Idka announced on Twitter, on April 21, 2020, that they were shutting down. They also posted a notice to their users on idka.com, detailing data protection.

==Background==
Idka was founded upon the belief that the advertising-driven model cannot be fixed, contrary to what Facebook and others have said. Idka was the antithesis to the 'Stalker Economy', the foundation of most social networking, where the users themselves are the product. The built-in drivers of the advertising model will inevitably lead to serious privacy violations, but more than that, it creates a problem for a free, democratic way of life. The problem of tailored news (echo chambers), dark posts, political ‘nudging’ and covert political campaigning, profiling and surveillance is real and has already had discernible impact.

==Description==
Idka has been created as a product in its own right, where users pay a small monthly subscription for a service with short, understandable, and fair user terms.

The service was free of advertising, news streams, and manipulation. Idka centered on privacy and security, so encryption and 2-factor authentication is central. All default actions are set up to protect the user's privacy. There was no pre-population or prompting to invite or collect friends and contacts. A post was not shared when published without an intended and specific share action from the user. A private post could not be changed and shared with new people. People who were added to a many-to-many chat were able to see chat entries after they were added. A picture in a post could not be downloaded and it could be removed by the person who uploaded it.
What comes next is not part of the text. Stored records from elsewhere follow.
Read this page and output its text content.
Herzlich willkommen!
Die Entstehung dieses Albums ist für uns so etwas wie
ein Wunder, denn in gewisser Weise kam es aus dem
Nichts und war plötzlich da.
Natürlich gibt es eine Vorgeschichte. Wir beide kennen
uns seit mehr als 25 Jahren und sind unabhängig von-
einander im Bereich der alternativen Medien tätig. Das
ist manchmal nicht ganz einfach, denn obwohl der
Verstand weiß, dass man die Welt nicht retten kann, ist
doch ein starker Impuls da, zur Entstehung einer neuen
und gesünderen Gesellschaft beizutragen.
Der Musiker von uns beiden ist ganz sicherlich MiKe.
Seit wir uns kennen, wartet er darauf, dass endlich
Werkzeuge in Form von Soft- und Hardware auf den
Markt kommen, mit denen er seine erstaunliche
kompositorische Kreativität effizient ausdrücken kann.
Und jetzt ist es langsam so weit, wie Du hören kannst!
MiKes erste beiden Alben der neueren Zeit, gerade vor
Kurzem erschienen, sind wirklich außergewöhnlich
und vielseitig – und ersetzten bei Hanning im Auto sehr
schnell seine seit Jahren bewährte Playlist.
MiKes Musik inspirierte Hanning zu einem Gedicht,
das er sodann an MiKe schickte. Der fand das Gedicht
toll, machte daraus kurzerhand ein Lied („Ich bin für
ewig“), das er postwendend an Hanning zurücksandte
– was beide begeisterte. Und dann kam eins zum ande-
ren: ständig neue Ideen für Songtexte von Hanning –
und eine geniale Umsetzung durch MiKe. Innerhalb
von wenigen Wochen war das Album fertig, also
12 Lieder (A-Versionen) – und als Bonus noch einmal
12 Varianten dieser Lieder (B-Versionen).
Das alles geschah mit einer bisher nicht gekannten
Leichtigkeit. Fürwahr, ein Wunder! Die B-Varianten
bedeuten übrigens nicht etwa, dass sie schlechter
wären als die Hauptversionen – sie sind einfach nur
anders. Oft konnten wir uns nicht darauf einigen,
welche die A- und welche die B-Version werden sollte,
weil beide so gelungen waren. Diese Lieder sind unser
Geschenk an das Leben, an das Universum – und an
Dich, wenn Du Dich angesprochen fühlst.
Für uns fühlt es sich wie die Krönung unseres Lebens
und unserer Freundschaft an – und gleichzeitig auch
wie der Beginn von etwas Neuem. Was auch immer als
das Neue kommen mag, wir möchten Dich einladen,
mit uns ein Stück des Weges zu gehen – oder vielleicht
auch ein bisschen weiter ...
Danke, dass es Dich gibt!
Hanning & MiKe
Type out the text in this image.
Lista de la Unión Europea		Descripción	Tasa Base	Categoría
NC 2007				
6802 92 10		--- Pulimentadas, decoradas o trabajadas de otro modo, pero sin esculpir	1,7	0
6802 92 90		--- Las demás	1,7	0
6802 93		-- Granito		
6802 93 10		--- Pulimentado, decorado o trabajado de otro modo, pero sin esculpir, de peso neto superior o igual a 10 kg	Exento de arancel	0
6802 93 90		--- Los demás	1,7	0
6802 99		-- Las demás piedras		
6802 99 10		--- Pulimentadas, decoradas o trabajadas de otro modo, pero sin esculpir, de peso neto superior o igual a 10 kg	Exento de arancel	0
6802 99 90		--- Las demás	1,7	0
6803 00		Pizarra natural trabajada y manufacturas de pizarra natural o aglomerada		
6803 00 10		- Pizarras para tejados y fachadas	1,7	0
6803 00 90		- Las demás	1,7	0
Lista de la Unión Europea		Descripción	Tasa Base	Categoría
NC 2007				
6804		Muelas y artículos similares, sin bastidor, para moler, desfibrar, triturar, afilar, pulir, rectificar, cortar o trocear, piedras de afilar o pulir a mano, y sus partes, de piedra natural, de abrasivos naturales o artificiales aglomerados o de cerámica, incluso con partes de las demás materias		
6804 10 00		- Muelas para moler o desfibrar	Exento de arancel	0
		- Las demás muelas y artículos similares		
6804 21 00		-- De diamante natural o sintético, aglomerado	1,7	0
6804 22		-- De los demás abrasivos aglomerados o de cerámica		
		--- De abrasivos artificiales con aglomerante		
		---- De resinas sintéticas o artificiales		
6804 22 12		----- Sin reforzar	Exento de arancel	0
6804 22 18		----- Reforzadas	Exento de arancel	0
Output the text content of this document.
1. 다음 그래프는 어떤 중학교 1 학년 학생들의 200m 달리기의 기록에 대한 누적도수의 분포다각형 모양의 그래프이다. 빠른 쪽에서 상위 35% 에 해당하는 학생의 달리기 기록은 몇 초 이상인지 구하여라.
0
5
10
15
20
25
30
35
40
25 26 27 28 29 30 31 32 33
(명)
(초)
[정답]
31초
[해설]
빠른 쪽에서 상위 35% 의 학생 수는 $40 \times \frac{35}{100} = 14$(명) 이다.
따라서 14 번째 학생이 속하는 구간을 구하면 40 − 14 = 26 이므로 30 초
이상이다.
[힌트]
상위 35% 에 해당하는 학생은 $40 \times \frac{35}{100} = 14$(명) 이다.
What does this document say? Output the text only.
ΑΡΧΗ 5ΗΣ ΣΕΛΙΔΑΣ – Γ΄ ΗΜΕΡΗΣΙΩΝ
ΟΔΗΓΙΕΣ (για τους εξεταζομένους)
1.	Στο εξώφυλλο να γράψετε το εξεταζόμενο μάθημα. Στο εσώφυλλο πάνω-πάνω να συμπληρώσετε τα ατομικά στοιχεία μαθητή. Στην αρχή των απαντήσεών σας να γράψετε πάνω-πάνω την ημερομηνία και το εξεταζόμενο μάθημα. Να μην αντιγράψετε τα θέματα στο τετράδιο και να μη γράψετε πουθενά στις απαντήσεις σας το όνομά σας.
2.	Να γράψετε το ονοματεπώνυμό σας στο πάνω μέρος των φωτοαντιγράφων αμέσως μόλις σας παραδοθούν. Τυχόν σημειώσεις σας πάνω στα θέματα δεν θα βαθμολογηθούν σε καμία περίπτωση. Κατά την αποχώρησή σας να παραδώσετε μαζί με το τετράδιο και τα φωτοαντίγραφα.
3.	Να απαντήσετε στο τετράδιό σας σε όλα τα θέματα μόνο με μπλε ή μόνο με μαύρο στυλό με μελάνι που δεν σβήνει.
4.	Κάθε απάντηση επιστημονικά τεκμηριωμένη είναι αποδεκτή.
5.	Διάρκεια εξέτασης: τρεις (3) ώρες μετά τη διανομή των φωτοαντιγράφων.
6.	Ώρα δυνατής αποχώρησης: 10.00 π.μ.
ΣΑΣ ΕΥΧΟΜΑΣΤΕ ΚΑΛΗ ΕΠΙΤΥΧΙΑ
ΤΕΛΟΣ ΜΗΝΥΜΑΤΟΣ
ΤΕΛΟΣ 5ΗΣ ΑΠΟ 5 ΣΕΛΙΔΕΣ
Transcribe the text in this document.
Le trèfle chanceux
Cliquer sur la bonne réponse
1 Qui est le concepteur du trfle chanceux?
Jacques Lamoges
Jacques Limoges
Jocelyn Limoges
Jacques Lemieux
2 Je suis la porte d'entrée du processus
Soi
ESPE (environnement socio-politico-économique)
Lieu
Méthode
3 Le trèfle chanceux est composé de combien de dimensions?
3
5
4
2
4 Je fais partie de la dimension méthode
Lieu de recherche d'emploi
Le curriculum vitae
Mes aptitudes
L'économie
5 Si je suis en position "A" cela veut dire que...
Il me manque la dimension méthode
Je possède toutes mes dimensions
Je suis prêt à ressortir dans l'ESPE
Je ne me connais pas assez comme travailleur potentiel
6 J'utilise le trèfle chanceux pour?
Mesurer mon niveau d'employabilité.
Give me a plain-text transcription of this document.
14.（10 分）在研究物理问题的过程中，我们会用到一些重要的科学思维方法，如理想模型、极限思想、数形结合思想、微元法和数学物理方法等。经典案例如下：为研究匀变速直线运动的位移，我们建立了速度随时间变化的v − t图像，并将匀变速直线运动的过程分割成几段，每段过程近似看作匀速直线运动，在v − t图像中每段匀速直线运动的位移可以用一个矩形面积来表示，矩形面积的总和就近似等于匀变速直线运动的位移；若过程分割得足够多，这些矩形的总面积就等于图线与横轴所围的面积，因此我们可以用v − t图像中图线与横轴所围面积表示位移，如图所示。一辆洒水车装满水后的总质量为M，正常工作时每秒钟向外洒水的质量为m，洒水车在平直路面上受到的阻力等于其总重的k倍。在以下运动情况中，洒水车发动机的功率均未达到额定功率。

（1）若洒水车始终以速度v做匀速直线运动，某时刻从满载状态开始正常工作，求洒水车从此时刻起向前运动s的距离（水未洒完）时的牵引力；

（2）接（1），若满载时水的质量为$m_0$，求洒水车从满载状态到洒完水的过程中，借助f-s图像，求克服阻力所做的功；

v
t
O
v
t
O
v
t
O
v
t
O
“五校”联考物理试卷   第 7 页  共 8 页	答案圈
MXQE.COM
The information was removed from Idka servers.

The service covered a number of functions that are otherwise spread across several platforms, such as posting, chatting with end-to-end encryption (like Telegram and Signal), many-to-many chatting (like hang-out), integrated drag & drop cloud storage (like Box and Dropbox) without file size limits, etc. When a group was created, it would immediately have its own cloud storage, its own chat and posting wall. Members could be read-only if necessary.

The service also catered to companies with ‘organizational accounts’ and provides more functionality than other web services (such as Slack).